Wednesday, June 18, 2008

Is the U.S. the new North Korea?

Has George W. Bush turned the us into the next North Korea?

Consider this article from The Guardian detailing the kidnapping of Japanese citizens by North Korean spy agencies in the 1970s, at the height of the Cold War:

Five Japanese citizens who were abducted by North Korean spies at the height of the cold war returned to Japan yesterday to be reunited with relatives they have not seen for almost a quarter of a century.

The five, the only confirmed survivors among 13 Japanese nationals North Korea has admitted abducting in the 1970s and 80s, arrived at Haneda airport in Tokyo yesterday afternoon on a government-chartered plane. They will spend about two weeks in Japan before returning together to North Korea.
... after years of denials, the North Korean leader, Kim Jong-il, told Mr Koizumi during bilateral talks in Pyongyang that his country's special forces had indeed kidnapped Japanese and used them to teach their language to spies.

And this article in Salon detailing U.S. kidnappings and imprisonment of innocent men in the mids of the Bush Administration's declared "war on terror":

Sami al-Haj, the Al Jazeera camerman who was encaged at Guantanamo for years until being recently released, was simply traveling with an Al Jazeera reporter from Pakistan into Afghanistan to cover the U.S. invasion for his news network when he was stopped by a Pakistani immigration officer, turned over to the U.S., kept in an underground Afghan prison for six months, and then basically disappeared off to Guantanamo, where he remained for years, interrogated not about Al Qaeda, but largely about the operations of Al Jazeera...

Ali Saleh Kahlah al-Marri -- the computer science graduate student at Bradley University, in the U.S. on a student visa -- was arrested at his home in Peoria, Illinois where he lived with his wife and five children, charged with credit card fraud, only to then have his trial canceled at the last minute by George Bush, who declared him an "enemy combatant" and ordered him into military custody, where he remained for years with no charges.

Canadian citizen Maher Arar was also detained at the airport -- on a stop-over at JFK Airport on his way back from a family vacation to his Ottawa home -- and then sent to Syria to be tortured for 10 months, only for it to be discovered thereafter that he was completely innocent, that U.S. officials apprehended the wrong man. German citizen Khaled El-Masri was snatched up while on vacation in Macedonia, accused of being a Terrorist, shipped around to multiple countries, denied access to the outside world, tortured by the CIA for months, only to be released once they realized it was a case of "mistaken identity." And the lead plaintiff in the Supreme Court case, Lakhdar Boumediene, was a Bosnia citizen, living in Bosnia, who was arrested by Bosnian authorities at the request of the Bush administration, investigated, and determined by the Bosnian Supreme Court to be innocent. But upon his being released, U.S. forces inside Bosnia immediately seized him and shipped him to Guantanamo.

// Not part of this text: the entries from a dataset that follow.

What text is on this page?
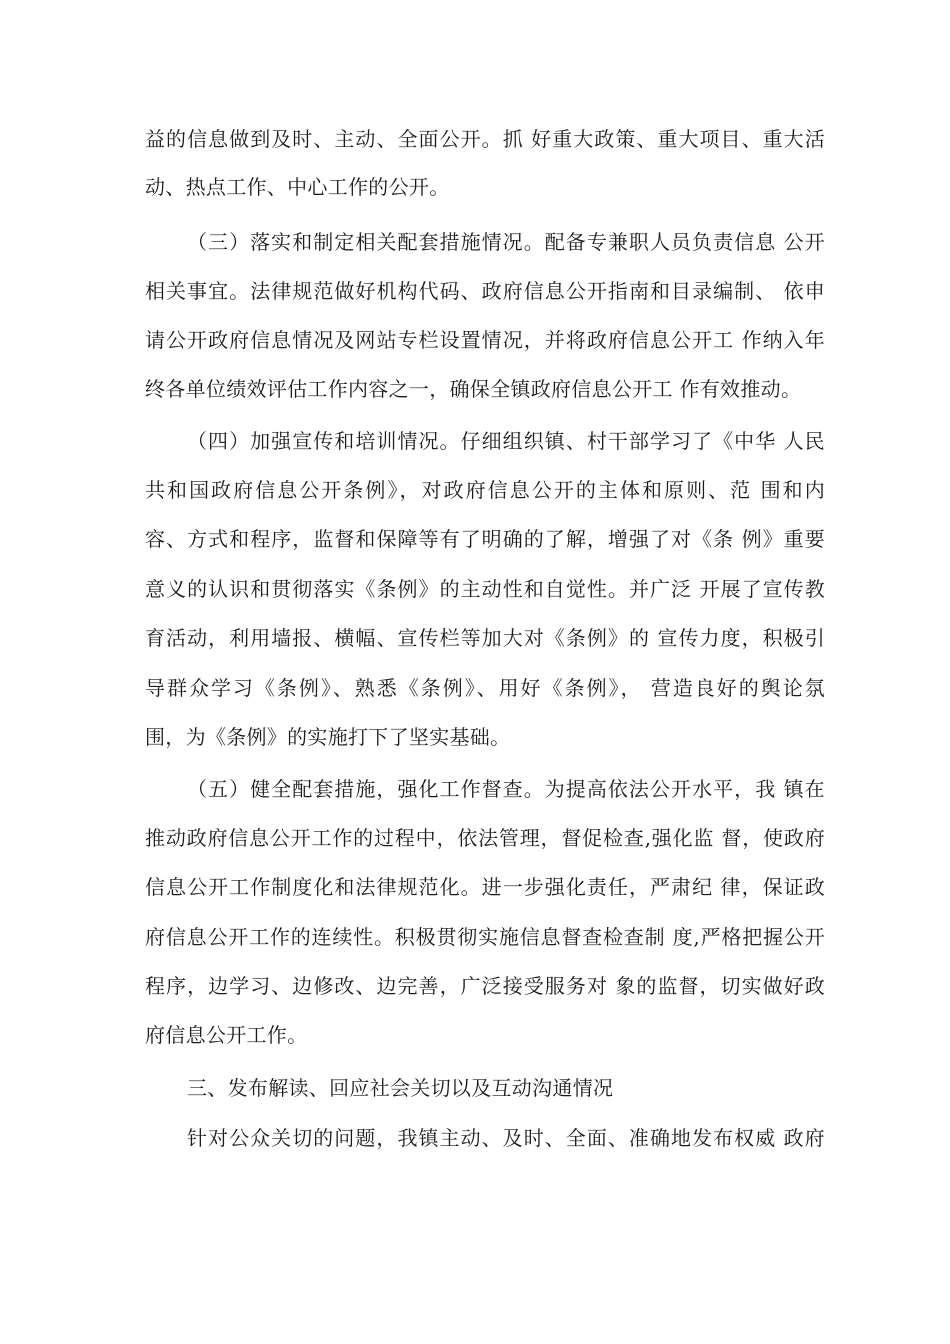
益的信息做到及时、主动、全面公开。抓 好重大政策、重大项目、重大活

动、热点工作、中心工作的公开。

（三）落实和制定相关配套措施情况。配备专兼职人员负责信息 公开

相关事宜。法律规范做好机构代码、政府信息公开指南和目录编制、 依申

请公开政府信息情况及网站专栏设置情况，并将政府信息公开工 作纳入年

终各单位绩效评估工作内容之一，确保全镇政府信息公开工 作有效推动。

（四）加强宣传和培训情况。仔细组织镇、村干部学习了《中华 人民

共和国政府信息公开条例》，对政府信息公开的主体和原则、范 围和内

容、方式和程序，监督和保障等有了明确的了解，增强了对《条 例》重要

意义的认识和贯彻落实《条例》的主动性和自觉性。并广泛 开展了宣传教

育活动，利用墙报、横幅、宣传栏等加大对《条例》的 宣传力度，积极引

导群众学习《条例》、熟悉《条例》、用好《条例》， 营造良好的舆论氛

围，为《条例》的实施打下了坚实基础。

（五）健全配套措施，强化工作督查。为提高依法公开水平，我 镇在

推动政府信息公开工作的过程中，依法管理，督促检查,强化监 督，使政府

信息公开工作制度化和法律规范化。进一步强化责任，严肃纪 律，保证政

府信息公开工作的连续性。积极贯彻实施信息督查检查制 度,严格把握公开

程序，边学习、边修改、边完善，广泛接受服务对 象的监督，切实做好政

府信息公开工作。

三、发布解读、回应社会关切以及互动沟通情况

针对公众关切的问题，我镇主动、及时、全面、准确地发布权威 政府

The parallels are disturbing. In both cases we have a sovereign government whose intelligence agencies, in the name of furthering national security, kidnap foreign nationals, often on foreign soil, and imprison them thousands of miles from their native country. They are refused any right to habeas corpus, are in many cases imprisoned in complete secrecy, denied any contact with their families and loved ones back home.

Yes, there are differences, of course. And defenders of the Bush administration's lawlessness would no doubt argue that, while the U.S. may have mistakenly imprisoned innocents on certain occasions, the North Koreans knew exactly what they were doing when they snatched innocent Japanese citizens and spirited them off to North Korea to train its spies in the language and customs of their mother country. But the parallels are also striking, and don't speak well of what our nation has become under the leadership of George W. Bush. The kidnapping of foreign nationals by secret operatives working on foreign soil, the secret prisons, the refusal to allow detainees to challenge the legitimacy of their imprisonment; it is all very disturbing. Worse yet, it is worth noting that there is little evidence that North Koreans tortured the people they kidnapped, unlike what U.S. interrogators are reported to have done or facilitated through the practice of "extraordinary rendition" for interrogation to other nations with long histories of torture. The North Koreans may have assassinated a few of their kidnap victims to steal their identities which is, of course, reprehensible and a gross violation of all norms of law and human decency. But then, so is the extraction of information and of signed confessions under torture.

Is the U.S. equal to North Korea in criminality? Certainly not. But when it comes to the kidnapping of foreign nationals and this Administrations' utter contempt for the notion that such prisoners have any rights to due process under U.S. law, the Bush Administration walks hand in hand with the criminal regime of Kim Jong Il.